48      En l’absence, dans le règlement n° 2245/2002, de disposition spécifique concernant les modalités de preuve de l’usage sérieux du signe antérieur, il convient de se référer aux exigences de preuve prévues par la règle 22, paragraphe 3, du règlement (CE) n° 2868/95 de la Commission, du 13 décembre 1995, portant modalités d’application du règlement (CE) n° 40/94 du Conseil sur la marque communautaire (JO L 303, p. 1), selon laquelle la preuve de l’usage doit porter sur le lieu, la durée, l’importance et la nature de l’usage qui a été fait de la marque antérieure et se limite en principe à la production de pièces justificatives, comme des emballages, des étiquettes, des barèmes de prix, des catalogues, des factures, des photographies, des annonces dans les journaux, ainsi qu’aux déclarations écrites visées à l’article 78 paragraphe 1, sous f), du règlement (CE) n° 207/2009 du Conseil, du 26 février 2009, sur la marque communautaire (JO L 78, p. 1) [arrêt du 11 décembre 2014, Nanu-Nana Joachim Hoepp/OHMI – Vincci Hoteles (NAMMU), T‑498/13, EU:T:2014:1065, point 21].

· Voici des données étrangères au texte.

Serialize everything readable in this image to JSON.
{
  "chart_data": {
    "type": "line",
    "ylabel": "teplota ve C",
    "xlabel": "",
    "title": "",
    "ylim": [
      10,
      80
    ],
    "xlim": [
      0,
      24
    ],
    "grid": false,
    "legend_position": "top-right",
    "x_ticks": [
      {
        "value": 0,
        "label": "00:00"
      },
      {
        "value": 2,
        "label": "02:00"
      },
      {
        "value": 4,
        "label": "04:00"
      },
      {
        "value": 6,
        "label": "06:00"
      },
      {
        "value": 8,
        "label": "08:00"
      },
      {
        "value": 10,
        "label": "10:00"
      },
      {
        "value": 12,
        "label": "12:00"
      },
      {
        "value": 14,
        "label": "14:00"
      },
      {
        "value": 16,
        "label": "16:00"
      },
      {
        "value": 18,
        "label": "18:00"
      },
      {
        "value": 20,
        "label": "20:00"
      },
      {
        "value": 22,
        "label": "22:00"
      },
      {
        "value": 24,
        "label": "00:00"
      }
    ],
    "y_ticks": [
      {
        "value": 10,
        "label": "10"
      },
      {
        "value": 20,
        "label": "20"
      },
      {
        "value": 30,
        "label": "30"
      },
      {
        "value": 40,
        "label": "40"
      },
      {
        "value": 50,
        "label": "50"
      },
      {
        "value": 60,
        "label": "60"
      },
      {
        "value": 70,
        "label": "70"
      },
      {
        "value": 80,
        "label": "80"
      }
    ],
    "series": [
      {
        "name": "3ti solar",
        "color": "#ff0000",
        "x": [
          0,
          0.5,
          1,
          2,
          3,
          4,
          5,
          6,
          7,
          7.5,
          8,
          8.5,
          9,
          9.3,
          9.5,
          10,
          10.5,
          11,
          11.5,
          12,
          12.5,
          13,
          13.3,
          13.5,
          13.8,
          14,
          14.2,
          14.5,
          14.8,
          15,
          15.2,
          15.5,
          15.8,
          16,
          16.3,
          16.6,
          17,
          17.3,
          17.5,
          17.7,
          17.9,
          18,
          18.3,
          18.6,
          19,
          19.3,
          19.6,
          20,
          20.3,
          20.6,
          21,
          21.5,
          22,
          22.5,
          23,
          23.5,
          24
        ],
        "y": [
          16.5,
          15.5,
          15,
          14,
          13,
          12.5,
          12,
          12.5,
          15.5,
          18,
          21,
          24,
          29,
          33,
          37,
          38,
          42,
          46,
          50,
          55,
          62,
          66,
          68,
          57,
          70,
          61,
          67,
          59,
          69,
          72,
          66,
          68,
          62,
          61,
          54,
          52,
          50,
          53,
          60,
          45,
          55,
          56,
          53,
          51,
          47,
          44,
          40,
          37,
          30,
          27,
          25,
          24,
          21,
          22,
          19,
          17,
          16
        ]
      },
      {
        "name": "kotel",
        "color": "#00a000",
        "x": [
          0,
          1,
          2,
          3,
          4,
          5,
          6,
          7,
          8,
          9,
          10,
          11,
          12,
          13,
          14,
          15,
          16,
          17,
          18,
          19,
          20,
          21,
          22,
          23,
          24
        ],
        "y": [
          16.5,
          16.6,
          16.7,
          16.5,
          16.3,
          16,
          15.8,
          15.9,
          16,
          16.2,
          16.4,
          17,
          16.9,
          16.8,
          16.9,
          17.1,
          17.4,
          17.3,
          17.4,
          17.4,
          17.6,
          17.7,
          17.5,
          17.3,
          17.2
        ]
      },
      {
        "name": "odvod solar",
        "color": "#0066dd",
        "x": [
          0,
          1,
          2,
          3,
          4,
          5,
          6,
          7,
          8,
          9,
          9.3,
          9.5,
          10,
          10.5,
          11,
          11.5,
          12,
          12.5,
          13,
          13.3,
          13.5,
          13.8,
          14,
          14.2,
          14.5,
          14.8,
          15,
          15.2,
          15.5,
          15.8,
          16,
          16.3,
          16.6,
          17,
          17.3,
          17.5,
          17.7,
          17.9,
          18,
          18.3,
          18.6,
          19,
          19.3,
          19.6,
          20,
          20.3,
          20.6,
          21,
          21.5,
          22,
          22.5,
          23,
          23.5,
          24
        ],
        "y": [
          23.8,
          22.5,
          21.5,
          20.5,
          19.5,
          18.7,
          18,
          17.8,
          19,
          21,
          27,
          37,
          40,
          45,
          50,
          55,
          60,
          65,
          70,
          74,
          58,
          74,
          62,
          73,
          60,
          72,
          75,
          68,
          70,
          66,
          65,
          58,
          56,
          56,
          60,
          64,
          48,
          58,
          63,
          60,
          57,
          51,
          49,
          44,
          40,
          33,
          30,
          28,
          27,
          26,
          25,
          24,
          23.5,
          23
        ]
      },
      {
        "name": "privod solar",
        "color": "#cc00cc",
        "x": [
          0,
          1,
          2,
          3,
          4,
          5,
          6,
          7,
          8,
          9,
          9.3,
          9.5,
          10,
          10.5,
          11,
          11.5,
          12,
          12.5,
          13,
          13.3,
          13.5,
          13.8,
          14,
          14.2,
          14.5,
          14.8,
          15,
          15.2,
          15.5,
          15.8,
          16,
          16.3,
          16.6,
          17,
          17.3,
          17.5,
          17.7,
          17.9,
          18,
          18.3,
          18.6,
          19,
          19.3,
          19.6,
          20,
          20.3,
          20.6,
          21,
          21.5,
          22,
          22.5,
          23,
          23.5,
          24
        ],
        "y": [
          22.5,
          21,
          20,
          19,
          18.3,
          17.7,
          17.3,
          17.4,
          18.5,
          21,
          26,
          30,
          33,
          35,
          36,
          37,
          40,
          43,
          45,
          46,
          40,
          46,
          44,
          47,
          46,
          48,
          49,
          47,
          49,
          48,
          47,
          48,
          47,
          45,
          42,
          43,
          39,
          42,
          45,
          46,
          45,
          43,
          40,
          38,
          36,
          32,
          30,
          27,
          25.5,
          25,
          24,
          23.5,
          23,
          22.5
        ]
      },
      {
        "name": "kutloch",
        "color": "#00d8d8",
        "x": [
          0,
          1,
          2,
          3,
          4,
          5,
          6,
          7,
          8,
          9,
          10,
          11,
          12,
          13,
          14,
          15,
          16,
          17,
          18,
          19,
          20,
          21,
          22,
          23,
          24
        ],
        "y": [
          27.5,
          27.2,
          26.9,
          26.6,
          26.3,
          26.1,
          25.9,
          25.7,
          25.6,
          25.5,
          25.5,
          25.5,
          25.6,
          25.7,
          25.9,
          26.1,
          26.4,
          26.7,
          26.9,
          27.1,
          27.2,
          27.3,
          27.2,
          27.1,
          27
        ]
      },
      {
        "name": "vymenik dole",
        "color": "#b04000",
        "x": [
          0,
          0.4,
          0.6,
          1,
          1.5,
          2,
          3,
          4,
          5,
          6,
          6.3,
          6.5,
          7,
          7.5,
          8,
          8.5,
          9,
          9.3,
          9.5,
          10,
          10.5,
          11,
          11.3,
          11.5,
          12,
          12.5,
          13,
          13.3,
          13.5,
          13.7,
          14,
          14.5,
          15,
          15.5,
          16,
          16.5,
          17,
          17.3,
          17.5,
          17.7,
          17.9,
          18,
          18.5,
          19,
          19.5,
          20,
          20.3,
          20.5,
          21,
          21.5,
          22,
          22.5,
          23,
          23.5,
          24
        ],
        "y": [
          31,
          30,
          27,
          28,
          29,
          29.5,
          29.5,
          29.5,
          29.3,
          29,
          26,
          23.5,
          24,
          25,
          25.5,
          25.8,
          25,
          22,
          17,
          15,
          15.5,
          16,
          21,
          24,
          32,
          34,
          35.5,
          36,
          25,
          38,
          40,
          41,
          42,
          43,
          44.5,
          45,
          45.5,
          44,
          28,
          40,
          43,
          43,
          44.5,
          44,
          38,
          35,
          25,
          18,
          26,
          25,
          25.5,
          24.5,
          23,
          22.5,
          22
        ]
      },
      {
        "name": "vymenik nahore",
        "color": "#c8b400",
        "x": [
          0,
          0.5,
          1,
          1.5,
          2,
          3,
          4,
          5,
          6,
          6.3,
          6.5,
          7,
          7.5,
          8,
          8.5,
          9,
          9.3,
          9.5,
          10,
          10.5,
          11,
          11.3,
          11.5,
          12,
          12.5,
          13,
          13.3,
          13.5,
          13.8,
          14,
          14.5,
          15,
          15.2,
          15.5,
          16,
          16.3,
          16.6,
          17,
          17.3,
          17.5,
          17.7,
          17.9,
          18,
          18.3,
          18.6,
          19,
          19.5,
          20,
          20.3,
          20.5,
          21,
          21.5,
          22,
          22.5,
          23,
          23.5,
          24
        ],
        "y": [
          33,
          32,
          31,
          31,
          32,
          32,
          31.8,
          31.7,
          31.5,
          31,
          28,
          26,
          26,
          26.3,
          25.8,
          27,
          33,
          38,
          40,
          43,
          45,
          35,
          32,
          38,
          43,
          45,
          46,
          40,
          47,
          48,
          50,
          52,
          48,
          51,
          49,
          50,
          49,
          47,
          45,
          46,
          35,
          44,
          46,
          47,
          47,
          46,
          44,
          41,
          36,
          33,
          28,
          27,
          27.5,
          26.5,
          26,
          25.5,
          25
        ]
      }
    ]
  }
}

49      Selon une jurisprudence constante, une marque fait l’objet d’un usage sérieux lorsqu’elle est utilisée, conformément à sa fonction essentielle qui est de garantir l’identité d’origine des produits ou des services pour lesquels elle a été enregistrée, aux fins de créer ou de conserver un débouché pour ces produits et services, à l’exclusion d’usages de caractère symbolique ayant pour seul objet le maintien des droits conférés par la marque (voir arrêt NAMMU, point 48 supra, EU:T:2014:1065, point 22 et jurisprudence citée).

50      Pour déterminer si l’usage d’une marque antérieure revêt un caractère sérieux, il convient de procéder à une appréciation globale en tenant compte de tous les facteurs pertinents du cas d’espèce. Cette appréciation implique une certaine interdépendance des facteurs pris en compte. Ainsi, un faible volume de produits commercialisés sous ladite marque peut être compensé par une forte intensité ou une grande constance dans le temps de l’usage de cette marque et inversement (voir arrêt NAMMU, point 48 supra, EU:T:2014:1065, point 23 et jurisprudence citée).

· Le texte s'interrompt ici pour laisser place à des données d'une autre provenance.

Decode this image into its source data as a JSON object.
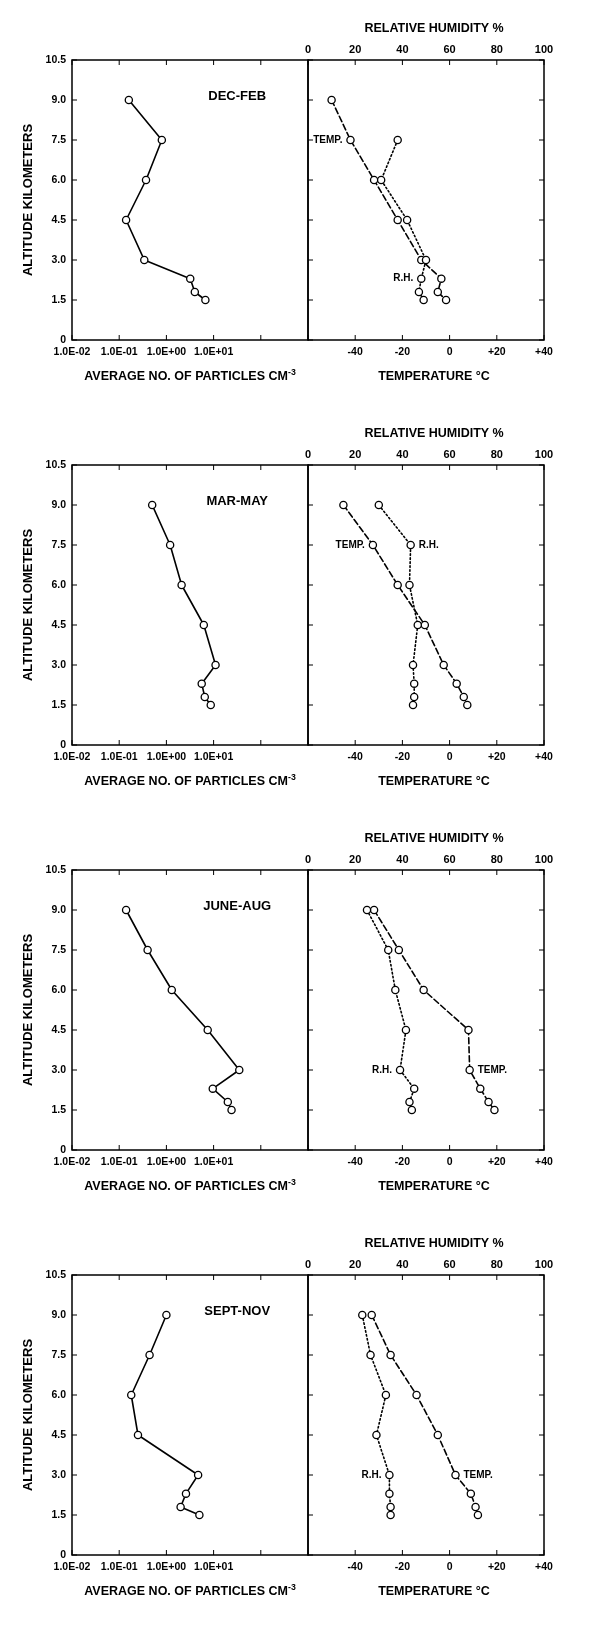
{
  "chart_data": [
    {
      "type": "line",
      "title": "DEC-FEB",
      "xlabel": "AVERAGE NO. OF PARTICLES CM$^{-3}$",
      "ylabel": "ALTITUDE KILOMETERS",
      "log": "x",
      "marker": "circle",
      "xlim": [
        0.01,
        1000
      ],
      "xticks": [
        {
          "value": 0.01,
          "label": "1.0E-02"
        },
        {
          "value": 0.1,
          "label": "1.0E-01"
        },
        {
          "value": 1,
          "label": "1.0E+00"
        },
        {
          "value": 10,
          "label": "1.0E+01"
        },
        {
          "value": 100,
          "label": null
        }
      ],
      "ylim": [
        0,
        10.5
      ],
      "yticks": [
        0,
        1.5,
        {
          "value": 3,
          "label": "3.0"
        },
        4.5,
        {
          "value": 6,
          "label": "6.0"
        },
        7.5,
        {
          "value": 9,
          "label": "9.0"
        },
        10.5
      ],
      "series": [
        {
          "color": "#000000",
          "line_style": "solid",
          "x": [
            0.16,
            0.8,
            0.37,
            0.14,
            0.34,
            3.2,
            4.0,
            6.7
          ],
          "values": [
            9,
            7.5,
            6,
            4.5,
            3,
            2.3,
            1.8,
            1.5
          ]
        }
      ]
    },
    {
      "type": "line",
      "xlabel": "TEMPERATURE °C",
      "x2label": "RELATIVE HUMIDITY %",
      "tick_labels": "x",
      "marker": "circle",
      "xlim": [
        -60,
        40
      ],
      "xticks": [
        {
          "value": -60,
          "label": null
        },
        -40,
        -20,
        0,
        {
          "value": 20,
          "label": "+20"
        },
        {
          "value": 40,
          "label": "+40"
        }
      ],
      "x2lim": [
        0,
        100
      ],
      "x2ticks": [
        0,
        20,
        40,
        60,
        80,
        100
      ],
      "ylim": [
        0,
        10.5
      ],
      "yticks": [
        0,
        1.5,
        3,
        4.5,
        6,
        7.5,
        9,
        10.5
      ],
      "series": [
        {
          "name": "TEMP.",
          "color": "#000000",
          "line_style": "dashed",
          "x": [
            -50,
            -42,
            -32,
            -22,
            -12,
            -3.5,
            -5,
            -1.5
          ],
          "values": [
            9,
            7.5,
            6,
            4.5,
            3,
            2.3,
            1.8,
            1.5
          ]
        },
        {
          "name": "R.H.",
          "axis": "x2",
          "color": "#000000",
          "line_style": "dotted",
          "x": [
            38,
            31,
            42,
            50,
            48,
            47,
            49
          ],
          "values": [
            7.5,
            6,
            4.5,
            3,
            2.3,
            1.8,
            1.5
          ]
        }
      ]
    },
    {
      "type": "line",
      "title": "MAR-MAY",
      "xlabel": "AVERAGE NO. OF PARTICLES CM$^{-3}$",
      "ylabel": "ALTITUDE KILOMETERS",
      "log": "x",
      "marker": "circle",
      "xlim": [
        0.01,
        1000
      ],
      "xticks": [
        {
          "value": 0.01,
          "label": "1.0E-02"
        },
        {
          "value": 0.1,
          "label": "1.0E-01"
        },
        {
          "value": 1,
          "label": "1.0E+00"
        },
        {
          "value": 10,
          "label": "1.0E+01"
        },
        {
          "value": 100,
          "label": null
        }
      ],
      "ylim": [
        0,
        10.5
      ],
      "yticks": [
        0,
        1.5,
        {
          "value": 3,
          "label": "3.0"
        },
        4.5,
        {
          "value": 6,
          "label": "6.0"
        },
        7.5,
        {
          "value": 9,
          "label": "9.0"
        },
        10.5
      ],
      "series": [
        {
          "color": "#000000",
          "line_style": "solid",
          "x": [
            0.5,
            1.2,
            2.1,
            6.2,
            11,
            5.6,
            6.5,
            8.7
          ],
          "values": [
            9,
            7.5,
            6,
            4.5,
            3,
            2.3,
            1.8,
            1.5
          ]
        }
      ]
    },
    {
      "type": "line",
      "xlabel": "TEMPERATURE °C",
      "x2label": "RELATIVE HUMIDITY %",
      "tick_labels": "x",
      "marker": "circle",
      "xlim": [
        -60,
        40
      ],
      "xticks": [
        {
          "value": -60,
          "label": null
        },
        -40,
        -20,
        0,
        {
          "value": 20,
          "label": "+20"
        },
        {
          "value": 40,
          "label": "+40"
        }
      ],
      "x2lim": [
        0,
        100
      ],
      "x2ticks": [
        0,
        20,
        40,
        60,
        80,
        100
      ],
      "ylim": [
        0,
        10.5
      ],
      "yticks": [
        0,
        1.5,
        3,
        4.5,
        6,
        7.5,
        9,
        10.5
      ],
      "series": [
        {
          "name": "TEMP.",
          "color": "#000000",
          "line_style": "dashed",
          "x": [
            -45,
            -32.5,
            -22,
            -10.5,
            -2.5,
            3,
            6,
            7.5
          ],
          "values": [
            9,
            7.5,
            6,
            4.5,
            3,
            2.3,
            1.8,
            1.5
          ]
        },
        {
          "name": "R.H.",
          "axis": "x2",
          "color": "#000000",
          "line_style": "dotted",
          "x": [
            30,
            43.5,
            43,
            46.5,
            44.5,
            45,
            45,
            44.5
          ],
          "values": [
            9,
            7.5,
            6,
            4.5,
            3,
            2.3,
            1.8,
            1.5
          ]
        }
      ]
    },
    {
      "type": "line",
      "title": "JUNE-AUG",
      "xlabel": "AVERAGE NO. OF PARTICLES CM$^{-3}$",
      "ylabel": "ALTITUDE KILOMETERS",
      "log": "x",
      "marker": "circle",
      "xlim": [
        0.01,
        1000
      ],
      "xticks": [
        {
          "value": 0.01,
          "label": "1.0E-02"
        },
        {
          "value": 0.1,
          "label": "1.0E-01"
        },
        {
          "value": 1,
          "label": "1.0E+00"
        },
        {
          "value": 10,
          "label": "1.0E+01"
        },
        {
          "value": 100,
          "label": null
        }
      ],
      "ylim": [
        0,
        10.5
      ],
      "yticks": [
        0,
        1.5,
        {
          "value": 3,
          "label": "3.0"
        },
        4.5,
        {
          "value": 6,
          "label": "6.0"
        },
        7.5,
        {
          "value": 9,
          "label": "9.0"
        },
        10.5
      ],
      "series": [
        {
          "color": "#000000",
          "line_style": "solid",
          "x": [
            0.14,
            0.4,
            1.3,
            7.5,
            35,
            9.6,
            20,
            24
          ],
          "values": [
            9,
            7.5,
            6,
            4.5,
            3,
            2.3,
            1.8,
            1.5
          ]
        }
      ]
    },
    {
      "type": "line",
      "xlabel": "TEMPERATURE °C",
      "x2label": "RELATIVE HUMIDITY %",
      "tick_labels": "x",
      "marker": "circle",
      "xlim": [
        -60,
        40
      ],
      "xticks": [
        {
          "value": -60,
          "label": null
        },
        -40,
        -20,
        0,
        {
          "value": 20,
          "label": "+20"
        },
        {
          "value": 40,
          "label": "+40"
        }
      ],
      "x2lim": [
        0,
        100
      ],
      "x2ticks": [
        0,
        20,
        40,
        60,
        80,
        100
      ],
      "ylim": [
        0,
        10.5
      ],
      "yticks": [
        0,
        1.5,
        3,
        4.5,
        6,
        7.5,
        9,
        10.5
      ],
      "series": [
        {
          "name": "TEMP.",
          "color": "#000000",
          "line_style": "dashed",
          "x": [
            -32,
            -21.5,
            -11,
            8,
            8.5,
            13,
            16.5,
            19
          ],
          "values": [
            9,
            7.5,
            6,
            4.5,
            3,
            2.3,
            1.8,
            1.5
          ]
        },
        {
          "name": "R.H.",
          "axis": "x2",
          "color": "#000000",
          "line_style": "dotted",
          "x": [
            25,
            34,
            37,
            41.5,
            39,
            45,
            43,
            44
          ],
          "values": [
            9,
            7.5,
            6,
            4.5,
            3,
            2.3,
            1.8,
            1.5
          ]
        }
      ]
    },
    {
      "type": "line",
      "title": "SEPT-NOV",
      "xlabel": "AVERAGE NO. OF PARTICLES CM$^{-3}$",
      "ylabel": "ALTITUDE KILOMETERS",
      "log": "x",
      "marker": "circle",
      "xlim": [
        0.01,
        1000
      ],
      "xticks": [
        {
          "value": 0.01,
          "label": "1.0E-02"
        },
        {
          "value": 0.1,
          "label": "1.0E-01"
        },
        {
          "value": 1,
          "label": "1.0E+00"
        },
        {
          "value": 10,
          "label": "1.0E+01"
        },
        {
          "value": 100,
          "label": null
        }
      ],
      "ylim": [
        0,
        10.5
      ],
      "yticks": [
        0,
        1.5,
        {
          "value": 3,
          "label": "3.0"
        },
        4.5,
        {
          "value": 6,
          "label": "6.0"
        },
        7.5,
        {
          "value": 9,
          "label": "9.0"
        },
        10.5
      ],
      "series": [
        {
          "color": "#000000",
          "line_style": "solid",
          "x": [
            1.0,
            0.44,
            0.18,
            0.25,
            4.7,
            2.6,
            2.0,
            5.0
          ],
          "values": [
            9,
            7.5,
            6,
            4.5,
            3,
            2.3,
            1.8,
            1.5
          ]
        }
      ]
    },
    {
      "type": "line",
      "xlabel": "TEMPERATURE °C",
      "x2label": "RELATIVE HUMIDITY %",
      "tick_labels": "x",
      "marker": "circle",
      "xlim": [
        -60,
        40
      ],
      "xticks": [
        {
          "value": -60,
          "label": null
        },
        -40,
        -20,
        0,
        {
          "value": 20,
          "label": "+20"
        },
        {
          "value": 40,
          "label": "+40"
        }
      ],
      "x2lim": [
        0,
        100
      ],
      "x2ticks": [
        0,
        20,
        40,
        60,
        80,
        100
      ],
      "ylim": [
        0,
        10.5
      ],
      "yticks": [
        0,
        1.5,
        3,
        4.5,
        6,
        7.5,
        9,
        10.5
      ],
      "series": [
        {
          "name": "TEMP.",
          "color": "#000000",
          "line_style": "dashed",
          "x": [
            -33,
            -25,
            -14,
            -5,
            2.5,
            9,
            11,
            12
          ],
          "values": [
            9,
            7.5,
            6,
            4.5,
            3,
            2.3,
            1.8,
            1.5
          ]
        },
        {
          "name": "R.H.",
          "axis": "x2",
          "color": "#000000",
          "line_style": "dotted",
          "x": [
            23,
            26.5,
            33,
            29,
            34.5,
            34.5,
            35,
            35
          ],
          "values": [
            9,
            7.5,
            6,
            4.5,
            3,
            2.3,
            1.8,
            1.5
          ]
        }
      ]
    }
  ]
}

51      C’est à la lumière de ces considérations qu’il convient d’examiner si c’est à juste titre que la chambre de recours a considéré que l’intervenante avait rapporté la preuve de l’usage sérieux de la marque antérieure.

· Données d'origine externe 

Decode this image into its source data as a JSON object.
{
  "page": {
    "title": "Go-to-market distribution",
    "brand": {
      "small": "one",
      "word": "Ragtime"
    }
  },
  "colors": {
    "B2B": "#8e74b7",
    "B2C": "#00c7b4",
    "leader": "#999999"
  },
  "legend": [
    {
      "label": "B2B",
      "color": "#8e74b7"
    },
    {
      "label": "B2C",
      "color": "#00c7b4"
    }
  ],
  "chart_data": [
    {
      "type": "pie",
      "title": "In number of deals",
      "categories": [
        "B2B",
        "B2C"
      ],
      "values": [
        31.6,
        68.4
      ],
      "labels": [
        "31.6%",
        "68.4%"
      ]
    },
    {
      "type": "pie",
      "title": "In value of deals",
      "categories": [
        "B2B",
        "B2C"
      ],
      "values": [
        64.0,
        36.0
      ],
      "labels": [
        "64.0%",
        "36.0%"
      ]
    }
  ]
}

52      Ainsi qu’il a été rappelé au point 45 ci-dessus, les preuves produites par l’intervenante afin de démontrer l’usage sérieux de la marque antérieure et examinées par la chambre de recours étaient des articles de presse publiés dans des revues et des journaux espagnols spécialisés concernant des vêtements, des accessoires et des lunettes de soleil, publiés entre 2005 et 2010, des certificats des chambres de commerce de Madrid et de Barcelone de 2007, établissant le degré de connaissance de la marque antérieure et une liste de distributeurs et de magasins DIESEL dans plusieurs pays européens, dont l’Espagne.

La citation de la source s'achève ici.